President of Freedom from Hunger to Speak at Woodrow Wilson School

Princeton, NJ -- Christopher Dunford, president of Freedom from Hunger, a nonprofit group that provides sustainable self-help solutions to combat chronic hunger and poverty, will give a talk titled "A 'Perfect' Solution for an Imperfect World: Microcredit in the Garden of Good and Evil" at Princeton University's Woodrow Wilson School of Public and International Affairs on Wednesday, November 17, at 4:30 p.m. in Robertson Hall, Bowl 1.

Freedom from Hunger, which finds innovative ways to equip families with resources they need to build futures of health, hope and dignity, has more than 50 years of experience in developing self-help solutions to the problem of chronic hunger. Their "Credit with Education" program, a self-financing lending strategy for rural women that simultaneously provides education on health and nutrition issues, has empowered more than 100,000 families to break the cycle of hunger. The program is in place in West Africa, East Africa, Latin America, and Southeast Asia.
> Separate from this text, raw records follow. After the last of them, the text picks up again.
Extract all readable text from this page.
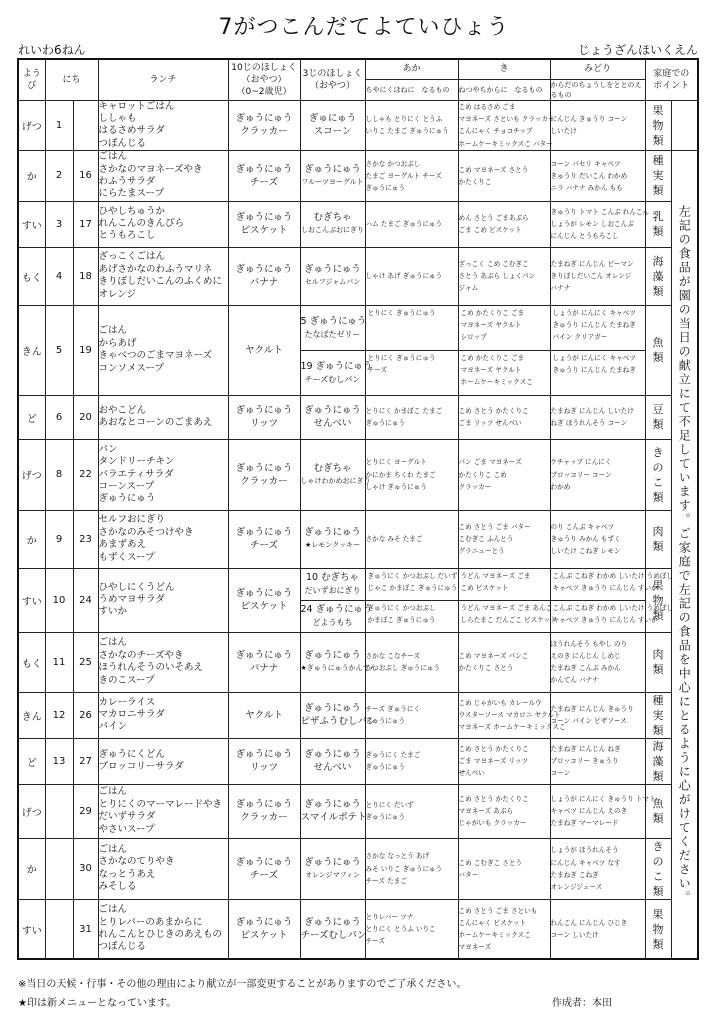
7がつこんだてよていひょう
れいわ6ねん	じょうざんほいくえん
ようび	にち	ランチ	10じのほしょく
（おやつ）
（0~2歳児）	3じのほしょく
（おやつ）	あか	き	みどり	家庭での
ポイント
ちやにくほねに　なるもの	ねつやちからに　なるもの	からだのちょうしをととのえるもの
げつ	1		キャロットごはん
ししゃも
はるさめサラダ
つぼんじる	ぎゅうにゅう
クラッカー	ぎゅにゅう
スコーン	ししゃも とりにく とうふ
いりこ たまご ぎゅうにゅう	こめ はるさめ ごま
マヨネーズ さといも クラッカー
こんにゃく チョコチップ
ホームケーキミックスこ バター	にんじん きゅうり コーン
しいたけ	果物類	
か	2	16	ごはん
さかなのマヨネーズやき
わふうサラダ
にらたまスープ	ぎゅうにゅう
チーズ	ぎゅうにゅう
フルーツヨーグルト
	さかな かつおぶし
たまご ヨーグルト チーズ
ぎゅうにゅう	こめ マヨネーズ さとう
かたくりこ	コーン パセリ キャベツ
きゅうり だいこん わかめ
ニラ バナナ みかん もも	種実類	左記の食品が園の当日の献立にて不足しています。ご家庭で左記の食品を中心にとるように心がけてください。
すい	3	17	ひやしちゅうか
れんこんのきんぴら
とうもろこし	ぎゅうにゅう
ビスケット	むぎちゃ
しおこんぶおにぎり
	ハム たまご ぎゅうにゅう	めん さとう ごまあぶら
ごま こめ ビスケット	きゅうり トマト こんぶ れんこん
しょうが レモン しおこんぶ
にんじん とうもろこし	乳類
もく	4	18	ざっこくごはん
あげさかなのわふうマリネ
きりぼしだいこんのふくめに
オレンジ	ぎゅうにゅう
バナナ	ぎゅうにゅう
セルフジャムパン
	しゃけ あげ ぎゅうにゅう	ざっこく こめ こむぎこ
さとう あぶら しょくパン
ジャム	たまねぎ にんじん ピーマン
きりぼしだいこん オレンジ
バナナ	海藻類
きん	5	19	ごはん
からあげ
きゃべつのごまマヨネーズ
コンソメスープ	ヤクルト	
5 ぎゅうにゅう
たなばたゼリー
19 ぎゅうにゅう
チーズむしパン

とりにく ぎゅうにゅう
とりにく ぎゅうにゅう
チーズ

こめ かたくりこ ごま
マヨネーズ ヤクルト
シロップ
こめ かたくりこ ごま
マヨネーズ ヤクルト
ホームケーキミックスこ

しょうが にんにく キャベツ
きゅうり にんじん たまねぎ
パイン クリアガー
しょうが にんにく キャベツ
きゅうり にんじん たまねぎ
	魚類
ど	6	20	おやこどん
あおなとコーンのごまあえ	ぎゅうにゅう
リッツ	ぎゅうにゅう
せんべい	とりにく かまぼこ たまご
ぎゅうにゅう	こめ さとう かたくりこ
ごま リッツ せんべい	たまねぎ にんじん しいたけ
ねぎ ほうれんそう コーン	豆類
げつ	8	22	パン
タンドリーチキン
バラエティサラダ
コーンスープ
ぎゅうにゅう	ぎゅうにゅう
クラッカー	むぎちゃ
しゃけわかめおにぎり
	とりにく ヨーグルト
かにかま ちくわ たまご
しゃけ ぎゅうにゅう	パン ごま マヨネーズ
かたくりこ こめ
クラッカー	ケチャップ にんにく
ブロッコリー コーン
わかめ	きのこ類
か	9	23	セルフおにぎり
さかなのみそつけやき
あまずあえ
もずくスープ	ぎゅうにゅう
チーズ	ぎゅうにゅう
★レモンクッキー
	さかな みそ たまご	こめ さとう ごま バター
こむぎこ ふんとう
グラニューとう	のり こんぶ キャベツ
きゅうり みかん もずく
しいたけ こねぎ レモン	肉類
すい	10	24	ひやしにくうどん
うめマヨサラダ
すいか	ぎゅうにゅう
ビスケット	
10 むぎちゃ
だいずおにぎり
24 ぎゅうにゅう
どようもち

ぎゅうにく かつおぶし だいず
じゃこ かまぼこ ぎゅうにゅう
ぎゅうにく かつおぶし
かまぼこ ぎゅうにゅう

うどん マヨネーズ ごま
こめ ビスケット
うどん マヨネーズ ごま あんこ
しらたまこ だんごこ ビスケット

こんぶ こねぎ わかめ しいたけ うめぼし
キャベツ きゅうり にんじん すいか
こんぶ こねぎ わかめ しいたけ うめぼし
キャベツ きゅうり にんじん すいか
	果物類
もく	11	25	ごはん
さかなのチーズやき
ほうれんそうのいそあえ
きのこスープ	ぎゅうにゅう
バナナ	ぎゅうにゅう
★ぎゅうにゅうかんてん
	さかな こなチーズ
かつおぶし ぎゅうにゅう	こめ マヨネーズ パンこ
かたくりこ さとう	ほうれんそう もやし のり
えのき にんじん しめじ
たまねぎ こんぶ みかん
かんてん バナナ	肉類
きん	12	26	カレーライス
マカロニサラダ
パイン	ヤクルト	ぎゅうにゅう
ピザふうむしパン	チーズ ぎゅうにく
ぎゅうにゅう	こめ じゃがいも カレールウ
ウスターソース マカロニ ヤクルト
マヨネーズ ホームケーキミックスこ	たまねぎ にんじん きゅうり
コーン パイン ピザソース	種実類
ど	13	27	ぎゅうにくどん
ブロッコリーサラダ	ぎゅうにゅう
リッツ	ぎゅうにゅう
せんべい	ぎゅうにく たまご
ぎゅうにゅう	こめ さとう かたくりこ
ごま マヨネーズ リッツ
せんべい	たまねぎ にんじん ねぎ
ブロッコリー きゅうり
コーン	海藻類
げつ		29	ごはん
とりにくのマーマレードやき
だいずサラダ
やさいスープ	ぎゅうにゅう
クラッカー	ぎゅうにゅう
スマイルポテト	とりにく だいず
ぎゅうにゅう	こめ さとう かたくりこ
マヨネーズ あぶら
じゃがいも クラッカー	しょうが にんにく きゅうり トマト
キャベツ にんじん えのき
たまねぎ マーマレード	魚類
か		30	ごはん
さかなのてりやき
なっとうあえ
みそしる	ぎゅうにゅう
チーズ	ぎゅうにゅう
オレンジマフィン
	さかな なっとう あげ
みそ いりこ ぎゅうにゅう
チーズ たまご	こめ こむぎこ さとう
バター	しょうが ほうれんそう
にんじん キャベツ なす
たまねぎ こねぎ
オレンジジュース	きのこ類
すい		31	ごはん
とりレバーのあまからに
れんこんとひじきのあえもの
つぼんじる	ぎゅうにゅう
ビスケット	ぎゅうにゅう
チーズむしパン	とりレバー ツナ
とりにく とうふ いりこ
チーズ	こめ さとう ごま さといも
こんにゃく ビスケット
ホームケーキミックスこ
マヨネーズ	れんこん にんじん ひじき
コーン しいたけ	果物類
※当日の天候・行事・その他の理由により献立が一部変更することがありますのでご了承ください。
★印は新メニューとなっています。	作成者：本田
Dunford, who joined Freedom from Hunger in 1984 and has been its president since 1991, was trained as an ecologist and sociologist, earning a bachelor's degree from Cornell University and a Ph.D. from the University of Arizona. He began his career in 1975 as a program officer with the United Nations Environment Program and later became a land use planning consultant to the U.S. Agency for International Development, the International Union for Conservation of Nature and Natural Resources, and the Peace Corps, among other organizations. He spent several years in East Africa in the late 1970s and is the author of many articles and publications on strategic planning and the evaluation of rural development programs. Dunford is one of the chief architects of the design and implementation of the "Credit with Education" strategy.

The lecture is sponsored by the Woodrow Wilson School.